Super PACs. Dark Money. Multi-million dollar contributions. Unlimited corporate and union spending.

For many Americans these may seem like fundamental, if unfortunate, aspects of American elections. But the truth is that all of these things are very recent phenomena. Only a few years ago, there were no federal super PACs. The term “dark money” — spending by groups that hide the identity of their donors — had not been coined, because it was virtually non-existent. Corporations and unions were strictly limited in how they could spend in federal elections. Super-wealthy individuals could not donate millions to federal candidates and parties in a single election, because there were aggregate limits on contributions.

All of these new developments, and more that most Americans decry, can be directly or indirectly traced to just a few Supreme Court decisions issued in the last decade, each decided by a single vote. Four of nine justices strongly disagreed with these decisions, and if one more justice had joined them, our ability to regulate big money in politics, and to give ordinary Americans more of a voice in the political process, would be very different today.

In other words, the last few years of campaign financing are not “normal,” or “inevitable,” or “just the way things are.” To the contrary, in the modern era, they are the aberrant result of a single swing vote on the Supreme Court, which upended decades of carefully crafted campaign finance law, and they can be reversed.
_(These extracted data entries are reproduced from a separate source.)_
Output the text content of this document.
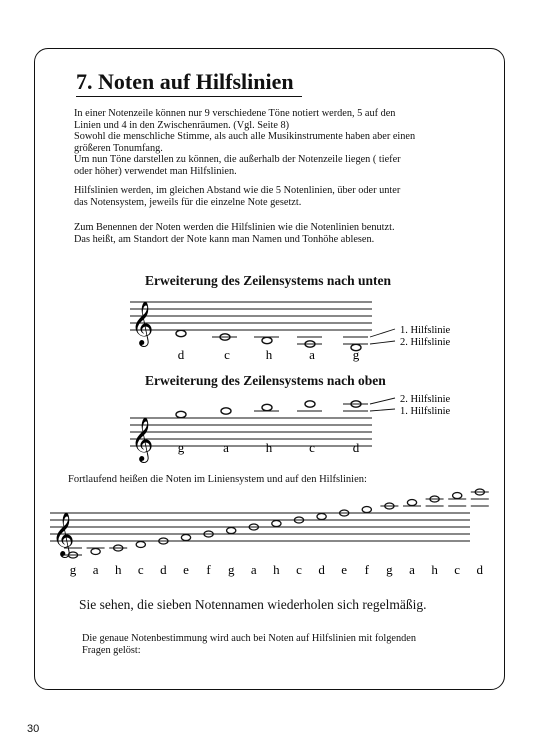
7. Noten auf Hilfslinien
In einer Notenzeile können nur 9 verschiedene Töne notiert werden, 5 auf den
Linien und 4 in den Zwischenräumen. (Vgl. Seite 8)
Sowohl die menschliche Stimme, als auch alle Musikinstrumente haben aber einen
größeren Tonumfang.
Um nun Töne darstellen zu können, die außerhalb der Notenzeile liegen ( tiefer
oder höher) verwendet man Hilfslinien.
Hilfslinien werden, im gleichen Abstand wie die 5 Notenlinien, über oder unter
das Notensystem, jeweils für die einzelne Note gesetzt.
Zum Benennen der Noten werden die Hilfslinien wie die Notenlinien benutzt.
Das heißt, am Standort der Note kann man Namen und Tonhöhe ablesen.
Erweiterung des Zeilensystems nach unten
Erweiterung des Zeilensystems nach oben

Fortlaufend heißen die Noten im Liniensystem und auf den Hilfslinien:

Sie sehen, die sieben Notennamen wiederholen sich regelmäßig.

Die genaue Notenbestimmung wird auch bei Noten auf Hilfslinien mit folgenden
Fragen gelöst:

30

𝄞	1. Hilfslinie
2. Hilfslinie
d	c	h	a	g
𝄞
2. Hilfslinie
1. Hilfslinie
g	a	h	c	d
𝄞
g a h c d e f g a h c d e f g a h c d
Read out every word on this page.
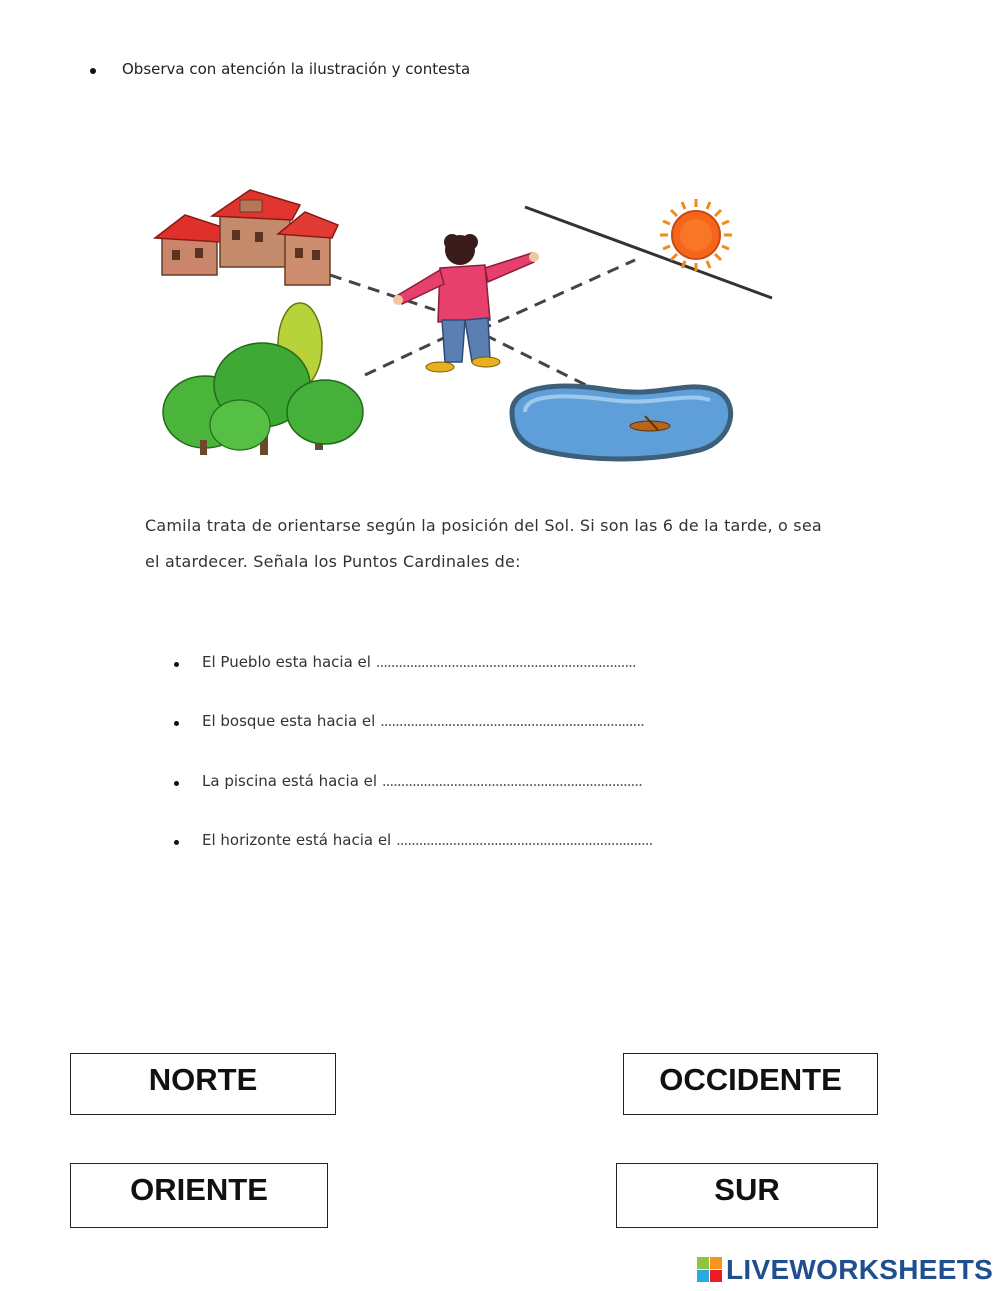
Observa con atención la ilustración y contesta
Camila trata de orientarse según la posición del Sol. Si son las 6 de la tarde, o sea
el atardecer. Señala los Puntos Cardinales de:
El Pueblo esta hacia el .....................................................................
El bosque esta hacia el ......................................................................
La piscina está hacia el .....................................................................
El horizonte está hacia el ....................................................................
NORTE	OCCIDENTE
ORIENTE	SUR
LIVEWORKSHEETS
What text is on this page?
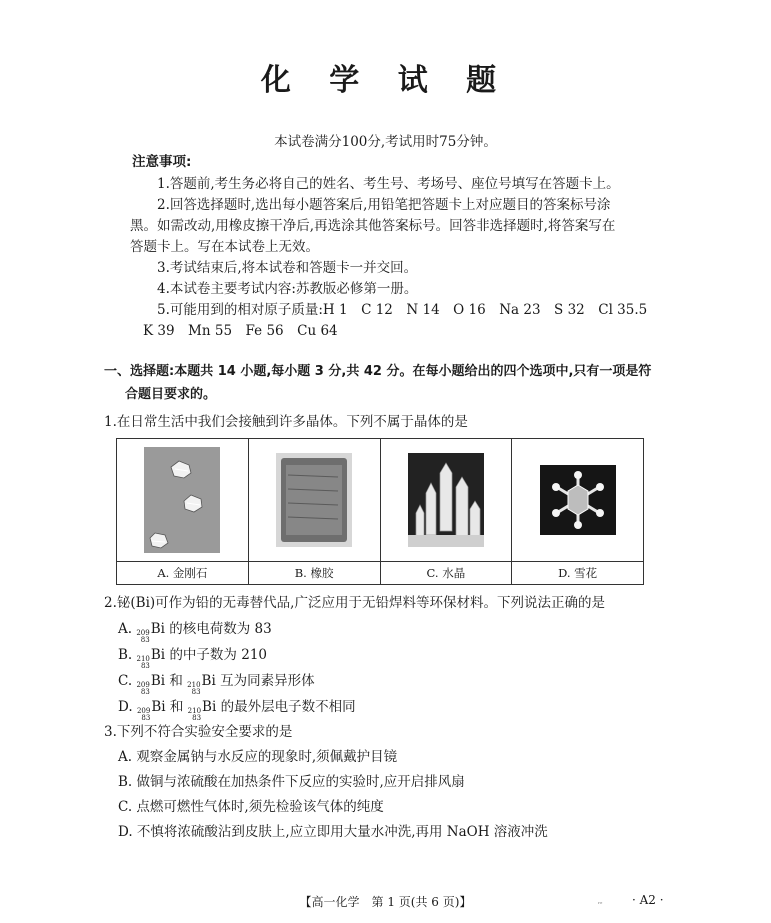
化 学 试 题
本试卷满分100分,考试用时75分钟。
注意事项:
1.答题前,考生务必将自己的姓名、考生号、考场号、座位号填写在答题卡上。
2.回答选择题时,选出每小题答案后,用铅笔把答题卡上对应题目的答案标号涂
黑。如需改动,用橡皮擦干净后,再选涂其他答案标号。回答非选择题时,将答案写在
答题卡上。写在本试卷上无效。
3.考试结束后,将本试卷和答题卡一并交回。
4.本试卷主要考试内容:苏教版必修第一册。
5.可能用到的相对原子质量:H 1　C 12　N 14　O 16　Na 23　S 32　Cl 35.5
K 39　Mn 55　Fe 56　Cu 64
一、选择题:本题共 14 小题,每小题 3 分,共 42 分。在每小题给出的四个选项中,只有一项是符
合题目要求的。
1.在日常生活中我们会接触到许多晶体。下列不属于晶体的是

A. 金刚石	B. 橡胶	C. 水晶	D. 雪花
2.铋(Bi)可作为铅的无毒替代品,广泛应用于无铅焊料等环保材料。下列说法正确的是
A. 209
83
Bi 的核电荷数为 83
B. 210
83
Bi 的中子数为 210
C. 209
83
Bi 和 210
83
Bi 互为同素异形体
D. 209
83
Bi 和 210
83
Bi 的最外层电子数不相同
3.下列不符合实验安全要求的是
A. 观察金属钠与水反应的现象时,须佩戴护目镜
B. 做铜与浓硫酸在加热条件下反应的实验时,应开启排风扇
C. 点燃可燃性气体时,须先检验该气体的纯度
D. 不慎将浓硫酸沾到皮肤上,应立即用大量水冲洗,再用 NaOH 溶液冲洗
【高一化学　第 1 页(共 6 页)】	ᵣₑ · A2 ·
This paper details how six closely divided Supreme Court decisions in the last decade contributed to some of the most disturbing trends in American elections. It also shows how a new approach by just one Supreme Court justice could once again allow for commonsense regulations that ensure all Americans have a voice in the political process, and that a more representative, diverse group of candidates could competitively run for office without the support of a few super wealthy donors.